O actual Presidente defendeu-se, disse que mesmo com a pandemia o PIB brasileiro voltou a subir, falou no Auxílio Brasil que permitiu dar 20 reais por dia aos mais pobres, quando o limiar da pobreza está nos dez reais por dia, e comparou os 600 reais do Auxílio Brasil com os 190 reais do Bolsa Família dos tempos do Governo Lula.

Em vez de se referir à inflação e sem enveredar em comparações entre o que representam hoje 190 reais actualizados com essa inflação, Lula afirmou que os seus programas sociais iam muito além do Bolsa Família e que incluíam, entre outras coisas, a merenda escolar para as crianças mais carenciadas (cujo valor o Governo Bolsonaro nunca actualizou, disse).

O aceso do debate e o excesso de linguagem levaram os dois lados a pedir múltiplos direitos de resposta, considerando-se atacados na sua honra, mas todos iam sendo negados pela produção e só Lula teve um pedido atendido. Isto é, o apresentador do debate, o jornalista William Bonner, deu-se a si próprio um direito de resposta, para contestar Bolsonaro que o acusara de lavar a ficha criminal de Lula.
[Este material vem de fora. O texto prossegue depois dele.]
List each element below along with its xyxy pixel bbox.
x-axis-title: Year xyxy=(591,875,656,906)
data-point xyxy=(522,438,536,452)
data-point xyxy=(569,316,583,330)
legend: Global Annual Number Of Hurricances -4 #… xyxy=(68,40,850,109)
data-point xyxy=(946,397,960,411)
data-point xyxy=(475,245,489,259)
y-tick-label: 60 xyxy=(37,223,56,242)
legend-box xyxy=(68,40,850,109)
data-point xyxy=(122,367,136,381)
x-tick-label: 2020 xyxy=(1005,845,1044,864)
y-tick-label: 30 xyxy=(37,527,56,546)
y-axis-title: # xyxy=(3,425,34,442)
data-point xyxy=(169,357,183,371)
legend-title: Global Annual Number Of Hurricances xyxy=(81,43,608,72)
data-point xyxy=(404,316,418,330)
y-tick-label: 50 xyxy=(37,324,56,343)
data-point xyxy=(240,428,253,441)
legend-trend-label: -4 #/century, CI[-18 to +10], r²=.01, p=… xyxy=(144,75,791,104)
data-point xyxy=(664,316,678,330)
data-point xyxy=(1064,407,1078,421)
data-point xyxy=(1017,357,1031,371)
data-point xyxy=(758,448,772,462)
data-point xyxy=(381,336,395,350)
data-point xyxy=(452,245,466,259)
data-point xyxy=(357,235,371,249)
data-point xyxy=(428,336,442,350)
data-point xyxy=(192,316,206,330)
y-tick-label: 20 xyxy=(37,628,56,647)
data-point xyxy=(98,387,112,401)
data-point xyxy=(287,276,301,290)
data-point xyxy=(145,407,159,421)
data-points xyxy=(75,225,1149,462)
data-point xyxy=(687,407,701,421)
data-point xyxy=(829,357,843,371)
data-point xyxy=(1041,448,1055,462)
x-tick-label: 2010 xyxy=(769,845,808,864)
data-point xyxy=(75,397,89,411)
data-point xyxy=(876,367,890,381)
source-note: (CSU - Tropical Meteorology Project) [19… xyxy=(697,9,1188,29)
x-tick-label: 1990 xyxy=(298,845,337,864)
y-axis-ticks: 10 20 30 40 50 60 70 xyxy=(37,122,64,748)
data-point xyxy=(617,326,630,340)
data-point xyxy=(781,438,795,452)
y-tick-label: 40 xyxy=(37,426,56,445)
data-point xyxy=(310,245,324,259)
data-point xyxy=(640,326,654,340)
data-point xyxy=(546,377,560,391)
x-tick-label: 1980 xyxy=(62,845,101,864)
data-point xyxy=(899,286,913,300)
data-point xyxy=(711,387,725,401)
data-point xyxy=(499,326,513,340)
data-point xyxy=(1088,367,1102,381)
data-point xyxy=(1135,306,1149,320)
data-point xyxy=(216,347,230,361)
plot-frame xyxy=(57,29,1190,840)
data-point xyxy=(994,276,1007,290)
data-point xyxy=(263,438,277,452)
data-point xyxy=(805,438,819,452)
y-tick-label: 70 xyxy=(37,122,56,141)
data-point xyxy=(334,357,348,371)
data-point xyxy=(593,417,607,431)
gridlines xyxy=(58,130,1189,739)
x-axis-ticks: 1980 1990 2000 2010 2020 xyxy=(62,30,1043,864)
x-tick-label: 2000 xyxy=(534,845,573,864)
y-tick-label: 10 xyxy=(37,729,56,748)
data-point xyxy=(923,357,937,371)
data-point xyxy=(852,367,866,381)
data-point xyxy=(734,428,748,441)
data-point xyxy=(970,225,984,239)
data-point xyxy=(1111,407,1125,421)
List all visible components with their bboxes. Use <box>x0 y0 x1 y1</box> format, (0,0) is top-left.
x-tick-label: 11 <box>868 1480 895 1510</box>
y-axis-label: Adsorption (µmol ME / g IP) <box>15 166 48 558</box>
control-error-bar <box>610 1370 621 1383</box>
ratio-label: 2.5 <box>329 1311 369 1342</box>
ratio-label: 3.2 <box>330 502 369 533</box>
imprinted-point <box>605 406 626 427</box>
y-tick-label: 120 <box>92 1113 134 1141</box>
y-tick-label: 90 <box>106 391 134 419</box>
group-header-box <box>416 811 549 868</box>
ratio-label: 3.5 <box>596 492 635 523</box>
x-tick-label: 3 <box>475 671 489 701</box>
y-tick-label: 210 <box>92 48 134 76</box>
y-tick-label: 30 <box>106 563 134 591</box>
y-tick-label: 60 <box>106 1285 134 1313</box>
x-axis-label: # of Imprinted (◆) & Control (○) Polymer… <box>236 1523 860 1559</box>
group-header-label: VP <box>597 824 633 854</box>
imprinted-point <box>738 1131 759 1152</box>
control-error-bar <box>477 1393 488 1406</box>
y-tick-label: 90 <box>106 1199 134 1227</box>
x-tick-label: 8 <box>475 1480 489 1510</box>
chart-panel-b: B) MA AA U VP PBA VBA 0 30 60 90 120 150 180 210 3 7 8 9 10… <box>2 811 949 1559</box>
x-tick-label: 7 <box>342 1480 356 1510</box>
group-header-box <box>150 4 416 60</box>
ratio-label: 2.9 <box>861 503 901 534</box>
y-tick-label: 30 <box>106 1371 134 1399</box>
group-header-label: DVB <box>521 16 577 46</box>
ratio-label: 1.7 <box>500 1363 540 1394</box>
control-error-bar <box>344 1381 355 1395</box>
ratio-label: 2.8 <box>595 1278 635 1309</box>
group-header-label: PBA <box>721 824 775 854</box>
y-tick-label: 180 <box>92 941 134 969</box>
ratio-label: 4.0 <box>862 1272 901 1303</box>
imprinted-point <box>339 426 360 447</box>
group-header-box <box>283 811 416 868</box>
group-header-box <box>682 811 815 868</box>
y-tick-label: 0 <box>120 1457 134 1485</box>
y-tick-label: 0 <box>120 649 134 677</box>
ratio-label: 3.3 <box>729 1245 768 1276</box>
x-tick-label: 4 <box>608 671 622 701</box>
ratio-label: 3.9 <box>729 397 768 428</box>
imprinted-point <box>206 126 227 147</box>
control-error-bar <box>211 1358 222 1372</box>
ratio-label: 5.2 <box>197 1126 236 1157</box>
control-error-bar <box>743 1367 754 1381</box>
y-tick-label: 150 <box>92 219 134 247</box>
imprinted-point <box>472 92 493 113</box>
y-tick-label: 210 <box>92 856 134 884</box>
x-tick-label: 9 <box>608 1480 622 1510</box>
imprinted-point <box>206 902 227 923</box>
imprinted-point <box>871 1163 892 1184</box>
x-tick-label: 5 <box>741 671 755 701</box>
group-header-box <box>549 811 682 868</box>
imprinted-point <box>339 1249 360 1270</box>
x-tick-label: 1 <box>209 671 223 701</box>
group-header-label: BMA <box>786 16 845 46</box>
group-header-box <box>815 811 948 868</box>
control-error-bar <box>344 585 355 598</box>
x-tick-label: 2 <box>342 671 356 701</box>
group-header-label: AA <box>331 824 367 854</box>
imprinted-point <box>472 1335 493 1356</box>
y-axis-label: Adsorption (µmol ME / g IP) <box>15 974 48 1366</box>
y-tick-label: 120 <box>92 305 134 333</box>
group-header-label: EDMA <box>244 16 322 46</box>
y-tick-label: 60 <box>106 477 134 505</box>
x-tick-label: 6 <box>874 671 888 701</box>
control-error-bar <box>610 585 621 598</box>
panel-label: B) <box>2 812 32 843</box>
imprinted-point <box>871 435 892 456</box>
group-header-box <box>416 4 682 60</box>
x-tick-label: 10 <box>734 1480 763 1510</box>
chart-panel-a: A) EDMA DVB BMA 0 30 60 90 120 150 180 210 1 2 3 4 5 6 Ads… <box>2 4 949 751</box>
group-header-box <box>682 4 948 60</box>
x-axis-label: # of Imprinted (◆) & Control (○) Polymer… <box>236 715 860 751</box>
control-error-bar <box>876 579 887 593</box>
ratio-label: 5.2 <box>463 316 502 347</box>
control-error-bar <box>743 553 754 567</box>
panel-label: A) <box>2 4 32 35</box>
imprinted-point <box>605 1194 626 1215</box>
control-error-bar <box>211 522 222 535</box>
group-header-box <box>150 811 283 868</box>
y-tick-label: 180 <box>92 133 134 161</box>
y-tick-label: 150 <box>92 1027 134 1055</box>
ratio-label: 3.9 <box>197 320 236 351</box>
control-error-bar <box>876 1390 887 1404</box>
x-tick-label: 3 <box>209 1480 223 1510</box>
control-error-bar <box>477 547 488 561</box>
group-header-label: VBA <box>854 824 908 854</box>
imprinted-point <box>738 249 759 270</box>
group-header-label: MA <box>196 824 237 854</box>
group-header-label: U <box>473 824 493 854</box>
“Processo por corrupção para cima de mim, Lula? Qual é? Fala de mim. Ó Lula, você dizer que foi absolvido? Só se foi pelo Bonner, se ele vai repetir aqui que você foi absolvido. Acho que Bonner vai ser indicado para um impossível Governo teu para ser Ministro do Supremo Tribunal Federal”, disse o Presidente.

“Eu de facto disse que Lula não deve nada à Justiça”, referiu o moderador, “mas como jornalista não digo coisas tiradas da minha cabeça. Digo com base em decisões fundamentadas no Supremo Tribunal Federal”.

No fim, os dois candidatos acabariam a falar directamente para a câmara nas suas alegações de encerramento, com Bolsonaro a ter um lapso e a falar na sua campanha para “deputado federal” (que foi durante 27 anos); e Lula a agradecer a Deus, que ele já invocara no princípio do debate, e a falar no Ministério da Educação do seu Governo como “o maior vendedor de livro do mundo”.